Microsoft, of Redmond, Wash., began a beta program for the Speech Server in July and has since signed up 500 enterprises as beta users, the company said. Another 50 partners have also joined the Speech Partner Program for developing packaged speech application and services.
With the beta 2 of the Speech Server, Microsoft has fine-tuned its speech recognition engine and updated its support of ScanSoft Inc.s Speechify Text-to-Speech Engine to version 3.0 of that product, Mastan said.
The new beta release also includes enhancements to the Microsoft Management Console for the Speech Server, a common management interface across Windows Server
Microsoft Speech Server supports Speech Application Language Tags (SALT), a proposed speech standard backed by Microsoft. The latest beta version includes an updated SALT interpreter that supports the running of multiple speech-enable Web applications on the Speech Server.

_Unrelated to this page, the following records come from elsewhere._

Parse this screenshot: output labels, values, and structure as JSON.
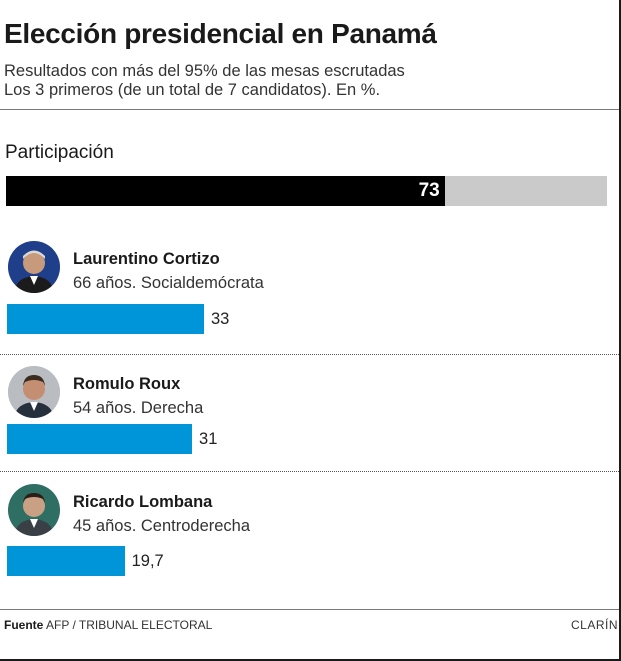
{
  "title": "Elección presidencial en Panamá",
  "subtitle": {
    "line1": "Resultados con más del 95% de las mesas escrutadas",
    "line2": "Los 3 primeros (de un total de 7 candidatos). En %."
  },
  "participation": {
    "label": "Participación",
    "value": 73,
    "value_label": "73"
  },
  "candidates": [
    {
      "name": "Laurentino Cortizo",
      "description": "66 años. Socialdemócrata",
      "value": 33,
      "value_label": "33"
    },
    {
      "name": "Romulo Roux",
      "description": "54 años. Derecha",
      "value": 31,
      "value_label": "31"
    },
    {
      "name": "Ricardo Lombana",
      "description": "45 años. Centroderecha",
      "value": 19.7,
      "value_label": "19,7"
    }
  ],
  "footer": {
    "source_label": "Fuente",
    "source_text": "AFP / TRIBUNAL ELECTORAL",
    "brand": "CLARÍN"
  },
  "colors": {
    "bar": "#0095d9",
    "participation_fill": "#000000",
    "participation_track": "#cacaca"
  },
  "chart_data": {
    "type": "bar",
    "title": "Elección presidencial en Panamá",
    "subtitle": "Resultados con más del 95% de las mesas escrutadas. Los 3 primeros (de un total de 7 candidatos). En %.",
    "categories": [
      "Laurentino Cortizo",
      "Romulo Roux",
      "Ricardo Lombana"
    ],
    "values": [
      33,
      31,
      19.7
    ],
    "participation": 73,
    "xlim": [
      0,
      100
    ],
    "grid": false,
    "legend": "none"
  }
}
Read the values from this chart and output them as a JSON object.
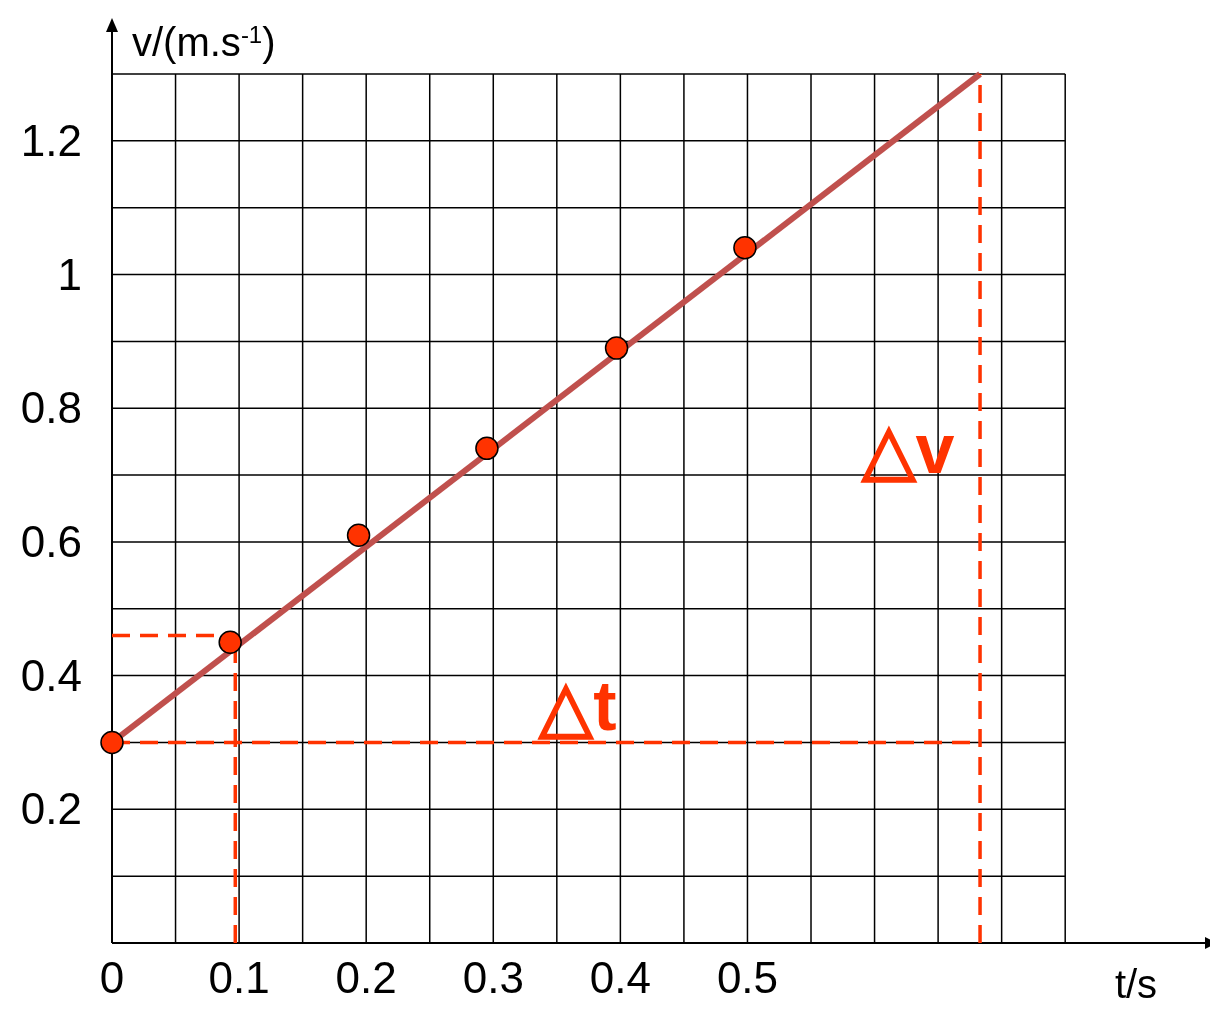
{
  "chart_data": {
    "type": "scatter",
    "xlabel": "t/s",
    "ylabel": "v/(m.s$^{-1}$)",
    "xlim": [
      0,
      0.86
    ],
    "ylim": [
      0,
      1.3
    ],
    "xticks": [
      0,
      {
        "value": 0.05,
        "label": null
      },
      0.1,
      {
        "value": 0.15,
        "label": null
      },
      0.2,
      {
        "value": 0.25,
        "label": null
      },
      0.3,
      {
        "value": 0.35,
        "label": null
      },
      0.4,
      {
        "value": 0.45,
        "label": null
      },
      0.5,
      {
        "value": 0.55,
        "label": null
      },
      {
        "value": 0.6,
        "label": null
      },
      {
        "value": 0.65,
        "label": null
      },
      {
        "value": 0.7,
        "label": null
      },
      {
        "value": 0.75,
        "label": null
      }
    ],
    "yticks": [
      {
        "value": 0,
        "label": null
      },
      {
        "value": 0.1,
        "label": null
      },
      0.2,
      {
        "value": 0.3,
        "label": null
      },
      0.4,
      {
        "value": 0.5,
        "label": null
      },
      0.6,
      {
        "value": 0.7,
        "label": null
      },
      0.8,
      {
        "value": 0.9,
        "label": null
      },
      1.0,
      {
        "value": 1.1,
        "label": null
      },
      1.2,
      {
        "value": 1.3,
        "label": null
      }
    ],
    "grid": true,
    "series": [
      {
        "type": "line",
        "color": "#c0504d",
        "x": [
          0,
          0.683
        ],
        "values": [
          0.3,
          1.3
        ],
        "line_style": "solid"
      },
      {
        "type": "line",
        "color": "#ff3300",
        "x": [
          0,
          0.683
        ],
        "values": [
          0.3,
          0.3
        ],
        "line_style": "dashed"
      },
      {
        "type": "line",
        "color": "#ff3300",
        "x": [
          0.683,
          0.683
        ],
        "values": [
          0,
          1.3
        ],
        "line_style": "dashed"
      },
      {
        "type": "line",
        "color": "#ff3300",
        "x": [
          0,
          0.097
        ],
        "values": [
          0.46,
          0.46
        ],
        "line_style": "dashed"
      },
      {
        "type": "line",
        "color": "#ff3300",
        "x": [
          0.097,
          0.097
        ],
        "values": [
          0,
          0.46
        ],
        "line_style": "dashed"
      },
      {
        "color": "#ff3300",
        "x": [
          0,
          0.093,
          0.194,
          0.295,
          0.397,
          0.498
        ],
        "values": [
          0.3,
          0.45,
          0.61,
          0.74,
          0.89,
          1.04
        ],
        "marker": "circle"
      }
    ],
    "annotations": [
      "△t",
      "△v"
    ]
  }
}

“Now you can have multiple applications on the Web server that will work with a particular speech server,” Mastan said.
Microsoft has touted its model of separating the speech technology engines on one server from the speech-enabled Web applications on a Web server as a key differentiator. Officials also said the Speech Server will support telephony-based speech as well as multimodal applications, where a voice command over the phone could trigger a graphical response on a Web browser across multiple devices.
Among other things, the fourth beta of the SASDK builds greater multimodal capabilities with an update of the speech add-in for the Microsoft Pocket Internet Explorer. The plug-in makes the mobile browser speech aware. The latest beta allows developers to better control application response to changes in the network, Mastan said.